Nicolas Malebranche, Eclaircissement de La recherche de la vérité, XI.

Texte n°7 :

« Il me semble fort utile de considérer que l’esprit ne connaît les choses qu’en deux manière :
par lumière et par sentiment. Il voit les choses par lumière lorsqu’il en a une idée claire et
qu’il peut, en consultant cette idée, découvrir toutes les propriétés dont elles sont capables. Il
voit les choses par sentiment lorsqu’il ne trouve point en lui-même d’idée claire de ces choses
pour la consulter ; qu’il ne peut ainsi en découvrir clairement les propriétés ; qu’il ne les
connaît que par un sentiment confus, sans lumière et sans évidence. C’est par la lumière et par
une idée claire que l’esprit voit les essences des choses, les nombres et l’étendue. C’est par
une idée confuse ou par sentiment qu’il juge de l’existence des créatures et qu’il connaît la
sienne propre. »

Nicolas Malebranche, Eclaircissement de La recherche de la vérité, X.

Texte n°8 :

« À côté de ces particulières sensations de plaisir qui à l’occasion et qui en raison de certaines
impressions sont excitées en nous, nous ne pouvons pas ne pas découvrir un certain sentiment
général de plaisir qui accompagne notre être et qui, loin d’apparaître et de disparaître comme
le font les autres sensations, reste fixe et permanent et maintient en nous une fermeté
constante et ininterrompue. Bien que nous n’ayons aucune occasion particulière de nous
réjouir ou d’être incités au plaisir par quelque cause externe, par l’un quelconque de ces objets
sensibles qui nous entourent, bien que toutes choses près de nous restent silencieuses et que
nos pensées non plus ne sont nullement absorbées par quelque objet extraordinaire, nous
sentons néanmoins un certain plaisir dans notre existence même, non dans le fait d’être ceci
ou cela, ou d’être dans un tel état physique ou moral, mais absolument et simplement dans
notre être, dans le fait d’être conscients en nous-mêmes d’être. Ce plaisir général que nous
donne le simple fait d’être, chacun peut l’éprouver bien plus adéquatement que je ne saurais le
décrire. »

John Norris, Practical Discourses.


Texte n°9 :

« Celui qui affirme dogmatiquement que telle chose est naturellement bonne ou mauvaise est
dans un trouble continuel. Quand il lui manque les choses qu’il considère comme bonnes, il
estime qu’il est persécuté par les maux naturels et il court après ce qu’il pense être les biens.
Les a-t-il obtenus, il tombe dans des troubles plus nombreux du fait qu’il est dans une
exaltation sans raison ni mesure, et que, craignant un changement, il fait tout pour ne pas
perdre ce qui lui semble être des biens. Mais celui qui ne détermine rien sur les biens et les
maux selon la nature ne fuit ni ne recherche rien fébrilement ; c’est pourquoi il est tranquille.
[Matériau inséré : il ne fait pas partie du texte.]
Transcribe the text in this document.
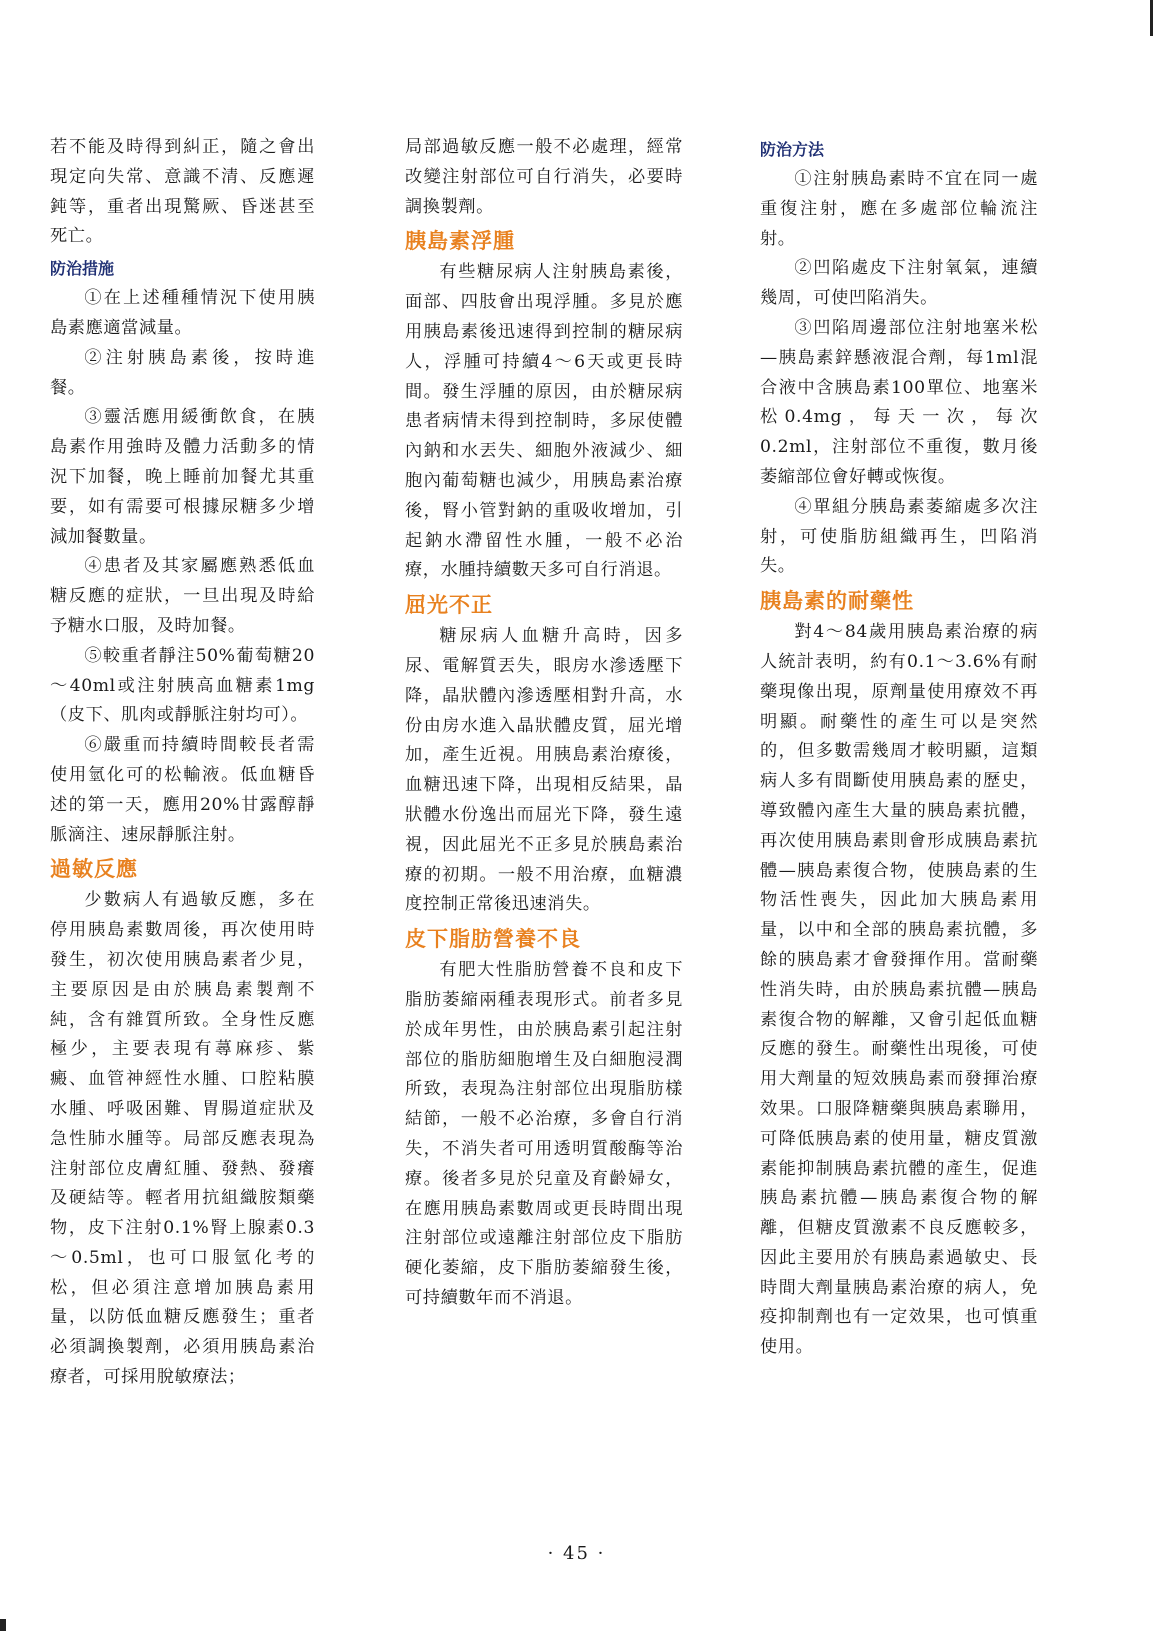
若不能及時得到糾正，隨之會出現定向失常、意識不清、反應遲鈍等，重者出現驚厥、昏迷甚至死亡。

防治措施

①在上述種種情況下使用胰島素應適當減量。

②注射胰島素後，按時進餐。

③靈活應用緩衝飲食，在胰島素作用強時及體力活動多的情況下加餐，晚上睡前加餐尤其重要，如有需要可根據尿糖多少增減加餐數量。

④患者及其家屬應熟悉低血糖反應的症狀，一旦出現及時給予糖水口服，及時加餐。

⑤較重者靜注50%葡萄糖20～40ml或注射胰高血糖素1mg（皮下、肌肉或靜脈注射均可）。

⑥嚴重而持續時間較長者需使用氫化可的松輸液。低血糖昏述的第一天，應用20%甘露醇靜脈滴注、速尿靜脈注射。

過敏反應

少數病人有過敏反應，多在停用胰島素數周後，再次使用時發生，初次使用胰島素者少見，主要原因是由於胰島素製劑不純，含有雜質所致。全身性反應極少，主要表現有蕁麻疹、紫癜、血管神經性水腫、口腔粘膜水腫、呼吸困難、胃腸道症狀及急性肺水腫等。局部反應表現為注射部位皮膚紅腫、發熱、發癢及硬結等。輕者用抗組織胺類藥物，皮下注射0.1%腎上腺素0.3～0.5ml，也可口服氫化考的松，但必須注意增加胰島素用量，以防低血糖反應發生；重者必須調換製劑，必須用胰島素治療者，可採用脫敏療法；

局部過敏反應一般不必處理，經常改變注射部位可自行消失，必要時調換製劑。

胰島素浮腫

有些糖尿病人注射胰島素後，面部、四肢會出現浮腫。多見於應用胰島素後迅速得到控制的糖尿病人，浮腫可持續4～6天或更長時間。發生浮腫的原因，由於糖尿病患者病情未得到控制時，多尿使體內鈉和水丟失、細胞外液減少、細胞內葡萄糖也減少，用胰島素治療後，腎小管對鈉的重吸收增加，引起鈉水滯留性水腫，一般不必治療，水腫持續數天多可自行消退。

屈光不正

糖尿病人血糖升高時，因多尿、電解質丟失，眼房水滲透壓下降，晶狀體內滲透壓相對升高，水份由房水進入晶狀體皮質，屈光增加，產生近視。用胰島素治療後，血糖迅速下降，出現相反結果，晶狀體水份逸出而屈光下降，發生遠視，因此屈光不正多見於胰島素治療的初期。一般不用治療，血糖濃度控制正常後迅速消失。

皮下脂肪營養不良

有肥大性脂肪營養不良和皮下脂肪萎縮兩種表現形式。前者多見於成年男性，由於胰島素引起注射部位的脂肪細胞增生及白細胞浸潤所致，表現為注射部位出現脂肪樣結節，一般不必治療，多會自行消失，不消失者可用透明質酸酶等治療。後者多見於兒童及育齡婦女，在應用胰島素數周或更長時間出現注射部位或遠離注射部位皮下脂肪硬化萎縮，皮下脂肪萎縮發生後，可持續數年而不消退。

防治方法

①注射胰島素時不宜在同一處重復注射，應在多處部位輪流注射。

②凹陷處皮下注射氧氣，連續幾周，可使凹陷消失。

③凹陷周邊部位注射地塞米松—胰島素鋅懸液混合劑，每1ml混合液中含胰島素100單位、地塞米松0.4mg，每天一次，每次0.2ml，注射部位不重復，數月後萎縮部位會好轉或恢復。

④單組分胰島素萎縮處多次注射，可使脂肪組織再生，凹陷消失。

胰島素的耐藥性

對4～84歲用胰島素治療的病人統計表明，約有0.1～3.6%有耐藥現像出現，原劑量使用療效不再明顯。耐藥性的產生可以是突然的，但多數需幾周才較明顯，這類病人多有間斷使用胰島素的歷史，導致體內產生大量的胰島素抗體，再次使用胰島素則會形成胰島素抗體—胰島素復合物，使胰島素的生物活性喪失，因此加大胰島素用量，以中和全部的胰島素抗體，多餘的胰島素才會發揮作用。當耐藥性消失時，由於胰島素抗體—胰島素復合物的解離，又會引起低血糖反應的發生。耐藥性出現後，可使用大劑量的短效胰島素而發揮治療效果。口服降糖藥與胰島素聯用，可降低胰島素的使用量，糖皮質激素能抑制胰島素抗體的產生，促進胰島素抗體—胰島素復合物的解離，但糖皮質激素不良反應較多，因此主要用於有胰島素過敏史、長時間大劑量胰島素治療的病人，免疫抑制劑也有一定效果，也可慎重使用。

· 45 ·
En fait, il est arrivé au sceptique ce qu’on raconte du peintre Apelle. On dit que celui-ci, alors
qu’il peignait un cheval et voulait imiter dans sa peinture l’écume de l’animal, était si loin du
but qu’il renonça et lança sur la peinture l’éponge à laquelle il essuyait les couleurs de son
pinceau ; or quand elle l’atteignit, elle produisit une imitation de l’écume du cheval. Les
sceptiques, donc, espéraient aussi acquérir la tranquillité en tranchant face à l’irrégularité des
choses qui apparaissent et qui sont pensées, et étant incapables de faire cela, ils suspendirent
leur assentiment. Mais quand ils eurent suspendu leur assentiment, la tranquillité s’ensuivit
fortuitement, comme l’ombre suit un corps. »

Sextus Empiricus, Esquisses pyrrhoniennes, I, 12.